Quand Karine Le Bail ajoute "(les archives permettent de) retraverser la mémoire par la voix" on ne peut qu'applaudir des deux mains. Oui la mémoire de la voix nous permet, nous incite, nous "impose" de retraverser et de conserver les histoires, les faits et leurs "musiques". Les archives ce sont souvent des émotion comme ouvrir un album photo ou regarder un vieux film Super8 de ses grands-parents. C'est le plaisir de réécouter un indicatif, une annonce et un sujet connu ou inconnu. C'est un état particulier d'écoute. Un moment choisi et intime. Un genre de petite madeleine avec ou sans Proust (2).

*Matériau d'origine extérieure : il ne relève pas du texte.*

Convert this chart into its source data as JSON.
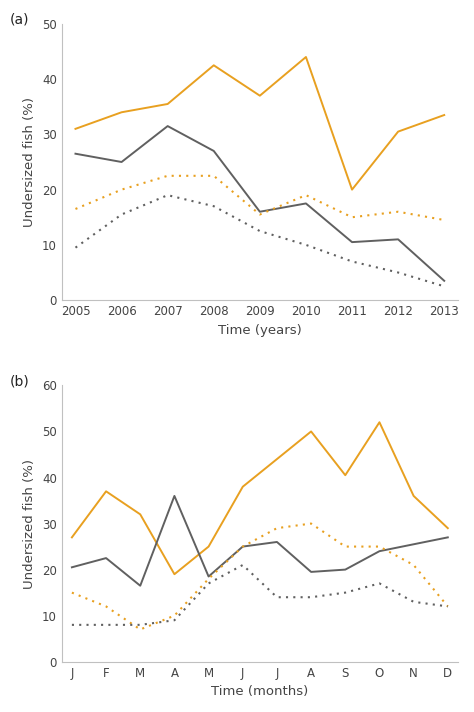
{
  "panel_a": {
    "years": [
      2005,
      2006,
      2007,
      2008,
      2009,
      2010,
      2011,
      2012,
      2013
    ],
    "orange_solid": [
      31,
      34,
      35.5,
      42.5,
      37,
      44,
      20,
      30.5,
      33.5
    ],
    "gray_solid": [
      26.5,
      25,
      31.5,
      27,
      16,
      17.5,
      10.5,
      11,
      3.5
    ],
    "orange_dashed": [
      16.5,
      20,
      22.5,
      22.5,
      15.5,
      19,
      15,
      16,
      14.5
    ],
    "gray_dashed": [
      9.5,
      15.5,
      19,
      17,
      12.5,
      10,
      7,
      5,
      2.5
    ],
    "ylim": [
      0,
      50
    ],
    "yticks": [
      0,
      10,
      20,
      30,
      40,
      50
    ],
    "ylabel": "Undersized fish (%)",
    "xlabel": "Time (years)",
    "label": "(a)"
  },
  "panel_b": {
    "months": [
      "J",
      "F",
      "M",
      "A",
      "M",
      "J",
      "J",
      "A",
      "S",
      "O",
      "N",
      "D"
    ],
    "orange_solid": [
      27,
      37,
      32,
      19,
      25,
      38,
      44,
      50,
      40.5,
      52,
      36,
      29
    ],
    "gray_solid": [
      20.5,
      22.5,
      16.5,
      36,
      18.5,
      25,
      26,
      19.5,
      20,
      24,
      25.5,
      27
    ],
    "orange_dashed": [
      15,
      12,
      7,
      10,
      18,
      25,
      29,
      30,
      25,
      25,
      21,
      12
    ],
    "gray_dashed": [
      8,
      8,
      8,
      9,
      17,
      21,
      14,
      14,
      15,
      17,
      13,
      12
    ],
    "ylim": [
      0,
      60
    ],
    "yticks": [
      0,
      10,
      20,
      30,
      40,
      50,
      60
    ],
    "ylabel": "Undersized fish (%)",
    "xlabel": "Time (months)",
    "label": "(b)"
  },
  "orange_color": "#E8A020",
  "gray_color": "#606060",
  "linewidth": 1.4,
  "dotted_linewidth": 1.5,
  "spine_color": "#c0c0c0",
  "tick_color": "#444444",
  "tick_fontsize": 8.5,
  "label_fontsize": 9.5,
  "panel_label_fontsize": 10
}
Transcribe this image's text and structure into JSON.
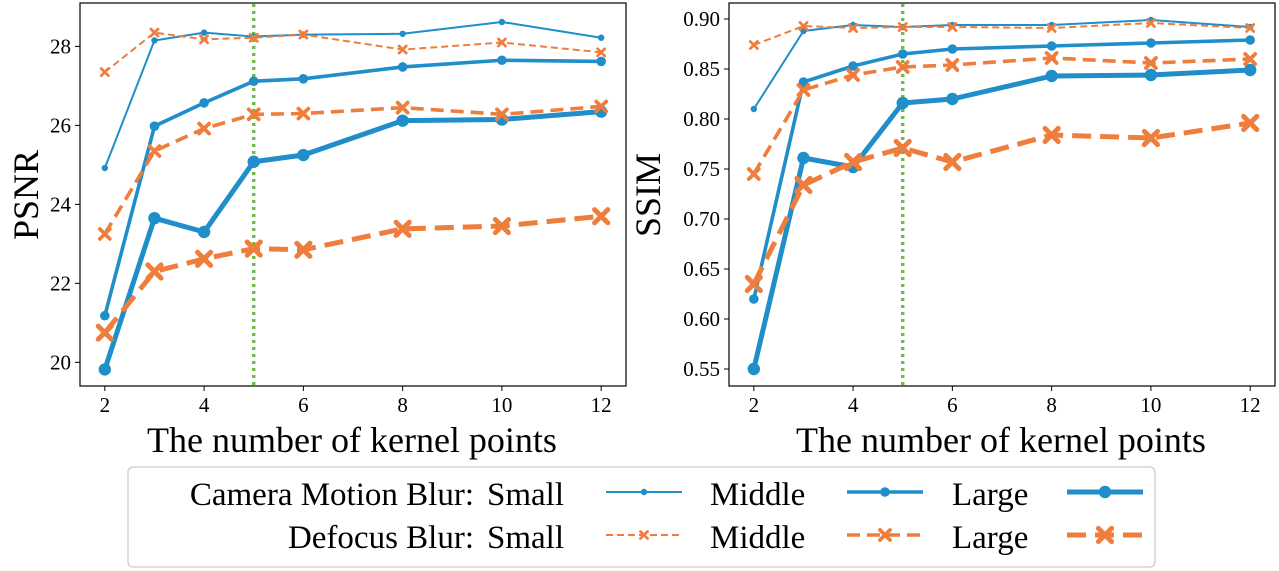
{
  "chart_data": [
    {
      "type": "line",
      "ylabel": "PSNR",
      "xlabel": "The number of kernel points",
      "x": [
        2,
        3,
        4,
        5,
        6,
        8,
        10,
        12
      ],
      "xlim": [
        1.5,
        12.5
      ],
      "ylim": [
        19.4,
        29.1
      ],
      "xticks": [
        2,
        4,
        6,
        8,
        10,
        12
      ],
      "yticks": [
        20,
        22,
        24,
        26,
        28
      ],
      "vline": 5,
      "series": [
        {
          "group": "Camera Motion Blur",
          "name": "Small",
          "values": [
            24.92,
            28.15,
            28.35,
            28.25,
            28.3,
            28.32,
            28.62,
            28.22
          ]
        },
        {
          "group": "Camera Motion Blur",
          "name": "Middle",
          "values": [
            21.18,
            25.98,
            26.57,
            27.12,
            27.18,
            27.48,
            27.65,
            27.62
          ]
        },
        {
          "group": "Camera Motion Blur",
          "name": "Large",
          "values": [
            19.82,
            23.65,
            23.3,
            25.08,
            25.25,
            26.12,
            26.15,
            26.35
          ]
        },
        {
          "group": "Defocus Blur",
          "name": "Small",
          "values": [
            27.35,
            28.35,
            28.18,
            28.22,
            28.3,
            27.92,
            28.1,
            27.85
          ]
        },
        {
          "group": "Defocus Blur",
          "name": "Middle",
          "values": [
            23.25,
            25.35,
            25.92,
            26.28,
            26.3,
            26.45,
            26.28,
            26.48
          ]
        },
        {
          "group": "Defocus Blur",
          "name": "Large",
          "values": [
            20.75,
            22.3,
            22.62,
            22.88,
            22.85,
            23.38,
            23.45,
            23.7
          ]
        }
      ]
    },
    {
      "type": "line",
      "ylabel": "SSIM",
      "xlabel": "The number of kernel points",
      "x": [
        2,
        3,
        4,
        5,
        6,
        8,
        10,
        12
      ],
      "xlim": [
        1.5,
        12.5
      ],
      "ylim": [
        0.533,
        0.916
      ],
      "xticks": [
        2,
        4,
        6,
        8,
        10,
        12
      ],
      "yticks": [
        0.55,
        0.6,
        0.65,
        0.7,
        0.75,
        0.8,
        0.85,
        0.9
      ],
      "ytick_labels": [
        "0.55",
        "0.60",
        "0.65",
        "0.70",
        "0.75",
        "0.80",
        "0.85",
        "0.90"
      ],
      "vline": 5,
      "series": [
        {
          "group": "Camera Motion Blur",
          "name": "Small",
          "values": [
            0.81,
            0.888,
            0.894,
            0.892,
            0.894,
            0.894,
            0.899,
            0.892
          ]
        },
        {
          "group": "Camera Motion Blur",
          "name": "Middle",
          "values": [
            0.62,
            0.837,
            0.853,
            0.865,
            0.87,
            0.873,
            0.876,
            0.879
          ]
        },
        {
          "group": "Camera Motion Blur",
          "name": "Large",
          "values": [
            0.55,
            0.761,
            0.752,
            0.816,
            0.82,
            0.843,
            0.844,
            0.849
          ]
        },
        {
          "group": "Defocus Blur",
          "name": "Small",
          "values": [
            0.874,
            0.893,
            0.891,
            0.892,
            0.892,
            0.891,
            0.896,
            0.891
          ]
        },
        {
          "group": "Defocus Blur",
          "name": "Middle",
          "values": [
            0.745,
            0.829,
            0.844,
            0.852,
            0.854,
            0.861,
            0.856,
            0.86
          ]
        },
        {
          "group": "Defocus Blur",
          "name": "Large",
          "values": [
            0.635,
            0.734,
            0.757,
            0.771,
            0.757,
            0.784,
            0.781,
            0.796
          ]
        }
      ]
    }
  ],
  "legend": {
    "rows": [
      {
        "label": "Camera Motion Blur:",
        "entries": [
          "Small",
          "Middle",
          "Large"
        ]
      },
      {
        "label": "Defocus Blur:",
        "entries": [
          "Small",
          "Middle",
          "Large"
        ]
      }
    ]
  },
  "colors": {
    "camera": "#1f8ec9",
    "defocus": "#ef7d3c",
    "vline": "#6dba46"
  }
}
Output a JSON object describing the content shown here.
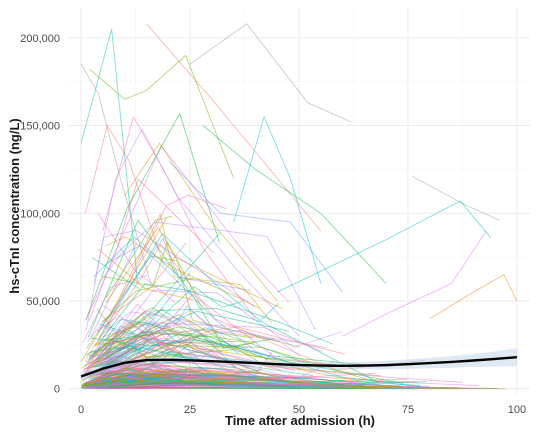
{
  "chart_data": {
    "type": "line",
    "xlabel": "Time after admission (h)",
    "ylabel": "hs-cTnI concentration (ng/L)",
    "xlim": [
      -3,
      103
    ],
    "ylim": [
      -3000,
      217000
    ],
    "x_ticks": [
      0,
      25,
      50,
      75,
      100
    ],
    "x_tick_labels": [
      "0",
      "25",
      "50",
      "75",
      "100"
    ],
    "y_ticks": [
      0,
      50000,
      100000,
      150000,
      200000
    ],
    "y_tick_labels": [
      "0",
      "50,000",
      "100,000",
      "150,000",
      "200,000"
    ],
    "grid": true,
    "legend": "none",
    "n_random_series": 300,
    "palette": [
      "#F8766D",
      "#E58700",
      "#C99800",
      "#A3A500",
      "#6BB100",
      "#00BA38",
      "#00BF7D",
      "#00C0AF",
      "#00BCD8",
      "#00B0F6",
      "#619CFF",
      "#B983FF",
      "#E76BF3",
      "#FD61D1",
      "#FF67A4",
      "#999999"
    ],
    "series": [
      {
        "x": [
          0,
          7,
          13
        ],
        "y": [
          140000,
          205000,
          60000
        ],
        "color": "#00C0AF"
      },
      {
        "x": [
          15,
          30,
          55
        ],
        "y": [
          208000,
          165000,
          90000
        ],
        "color": "#F8766D"
      },
      {
        "x": [
          25,
          38,
          52,
          62
        ],
        "y": [
          185000,
          208000,
          163000,
          152000
        ],
        "color": "#999999"
      },
      {
        "x": [
          2,
          10,
          15,
          24,
          35
        ],
        "y": [
          182000,
          165000,
          170000,
          190000,
          120000
        ],
        "color": "#6BB100"
      },
      {
        "x": [
          0,
          4,
          9,
          16
        ],
        "y": [
          185000,
          168000,
          120000,
          60000
        ],
        "color": "#999999"
      },
      {
        "x": [
          5,
          12,
          20,
          28,
          40
        ],
        "y": [
          90000,
          155000,
          120000,
          80000,
          40000
        ],
        "color": "#FF67A4"
      },
      {
        "x": [
          35,
          42,
          48,
          55
        ],
        "y": [
          95000,
          155000,
          120000,
          60000
        ],
        "color": "#00BCD8"
      },
      {
        "x": [
          76,
          88,
          96
        ],
        "y": [
          121000,
          105000,
          96000
        ],
        "color": "#999999"
      },
      {
        "x": [
          45,
          70,
          87,
          94
        ],
        "y": [
          55000,
          85000,
          107000,
          86000
        ],
        "color": "#00C0AF"
      },
      {
        "x": [
          80,
          90,
          97,
          100
        ],
        "y": [
          40000,
          55000,
          65000,
          50000
        ],
        "color": "#E58700"
      },
      {
        "x": [
          10,
          18,
          30,
          45
        ],
        "y": [
          110000,
          140000,
          95000,
          50000
        ],
        "color": "#C99800"
      },
      {
        "x": [
          3,
          8,
          14,
          22,
          35,
          50
        ],
        "y": [
          60000,
          120000,
          148000,
          110000,
          70000,
          30000
        ],
        "color": "#B983FF"
      },
      {
        "x": [
          60,
          72,
          85,
          93
        ],
        "y": [
          30000,
          45000,
          60000,
          90000
        ],
        "color": "#E76BF3"
      },
      {
        "x": [
          20,
          32,
          48,
          60
        ],
        "y": [
          130000,
          100000,
          95000,
          55000
        ],
        "color": "#619CFF"
      },
      {
        "x": [
          1,
          6,
          11,
          19
        ],
        "y": [
          100000,
          150000,
          130000,
          70000
        ],
        "color": "#F8766D"
      },
      {
        "x": [
          28,
          40,
          55,
          70
        ],
        "y": [
          150000,
          125000,
          100000,
          60000
        ],
        "color": "#00BA38"
      }
    ],
    "trend": {
      "name": "",
      "x": [
        0,
        5,
        10,
        15,
        20,
        25,
        30,
        35,
        40,
        45,
        50,
        55,
        60,
        65,
        70,
        75,
        80,
        85,
        90,
        95,
        100
      ],
      "y": [
        7000,
        11500,
        14800,
        16300,
        16500,
        16200,
        15700,
        15200,
        14600,
        14000,
        13500,
        13200,
        13100,
        13200,
        13500,
        14000,
        14600,
        15300,
        16100,
        17000,
        18000
      ],
      "band_lower": [
        4500,
        10000,
        13500,
        15000,
        15200,
        15000,
        14500,
        13900,
        13200,
        12500,
        11900,
        11400,
        11100,
        11000,
        11100,
        11300,
        11600,
        12000,
        12400,
        12700,
        13000
      ],
      "band_upper": [
        9500,
        13000,
        16100,
        17600,
        17800,
        17400,
        16900,
        16500,
        16000,
        15500,
        15100,
        15000,
        15100,
        15400,
        15900,
        16700,
        17600,
        18600,
        19800,
        21300,
        23000
      ],
      "color": "#000000",
      "band_color": "#b9cfe6"
    }
  }
}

"J'ai un rêve"… Si jamais la nouvelle loi audiovisuelle rassemble en une seule entité les sociétés de l'audiovisuel public, il n'y aura sans doute plus lieu que Radio France rétribue l'Ina pour ses archives. Mieux ces deux sociétés pourront, sans se sentir concurrentes, élaborer et mettre en ligne et/ou en hertzien cette "Radio archives". Bien sûr il s'agira d'éditorialiser et de contextualiser la matière à rediffuser. Archives que quelques pionniers comme Claire Chancel, François Régis-Barbry, Karine Le Bail, Janine Marc-Pezet (3) ou Philippe Garbit ont su "imposer/proposer" à l'antenne avec la foi et la conviction de faire œuvre radiophonique à part entière. 

28 juin 2015



4 novembre 1989


(1) Jean-Marie Borzeix directeur de France Culture (1984-1997) a créé les Nuits le 1er janvier 1985. Jacques Fayet en était le producteur. A suivi Geneviève Ladouès, en 1998. Philippe Garbit en est le producteur depuis décembre 2001,

(2) Seulement voilà quand on sent qu'une émission d'archives touche à sa fin on voudrait ralentir absolument le temps, rester encore dans l'histoire. Les voix vont s'effacer, celles de celles et ceux qui racontent, celles de ceux et celles qui font raconter. Leur petite musique va se fondre dans le cosmos des ondes. Le silence est alors le seul sas possible pour retourner lentement à une vie entourée d'autres sons, d'autres histoires, d'autres silences,

(3) Petit clin d'œil à Janine Marc-Pezet qui a démarré sa carrière à la Phonothèque de l'Ina au service des producteurs de Radio France puis, créé par Jean-Marie Cavada, Pdg de Radio France, responsable de "L'atelier Mémoires" au service de toutes les chaînes du groupe public. En interne elle s'est battue pour que de nombreuses émissions d'Inter soient conservées et archivées avant que ça ne devienne bien des années après systématique. En tant que co-productrice elle a fait les belles heures de nombreuses émissions de France Inter.

1 commentaire:

  1. Les hasards de la technique bloquent quelque fois l'envoi de commentaire… Ci-dessous le commentaire de Janine Marc-Pezet qu'elle m'a fait parvenir par mail :
    "Merci Fanch pour cet éclairage sur les archives et sur ton travail en
    général ... Le travail sur et avec les archives est une tâche passionnante
    et ingrate car pas reconnue à sa juste valeur au niveau des productions ..
    pour preuve les rémunérations des émissions à base d'archives qui sont
    estimées au même titre qu'un magazine de direct avec une table d'invités...
    Les grandes années de l'utilisation et de la valorisation des archives radio
    ont été les années 80/90, toutes chaines confondues. Les documentalistes de
    l'INA faisaient équipe avec les productions des antennes. De nos jours les
    bases INA sont venues faciliter les recherches ... Peut être qu'un jour
    proche un jeune curieux aura envie de remettre son nez dans les vieux
    fichiers en bois et d'en extraire les fiches cartonnées qui sentent si bon.
    Et s'il tend l'oreille, pourquoi pas, entendre toutes ces voix célèbres,
    ou pas, disparues qui font la richesse de notre fonds radio."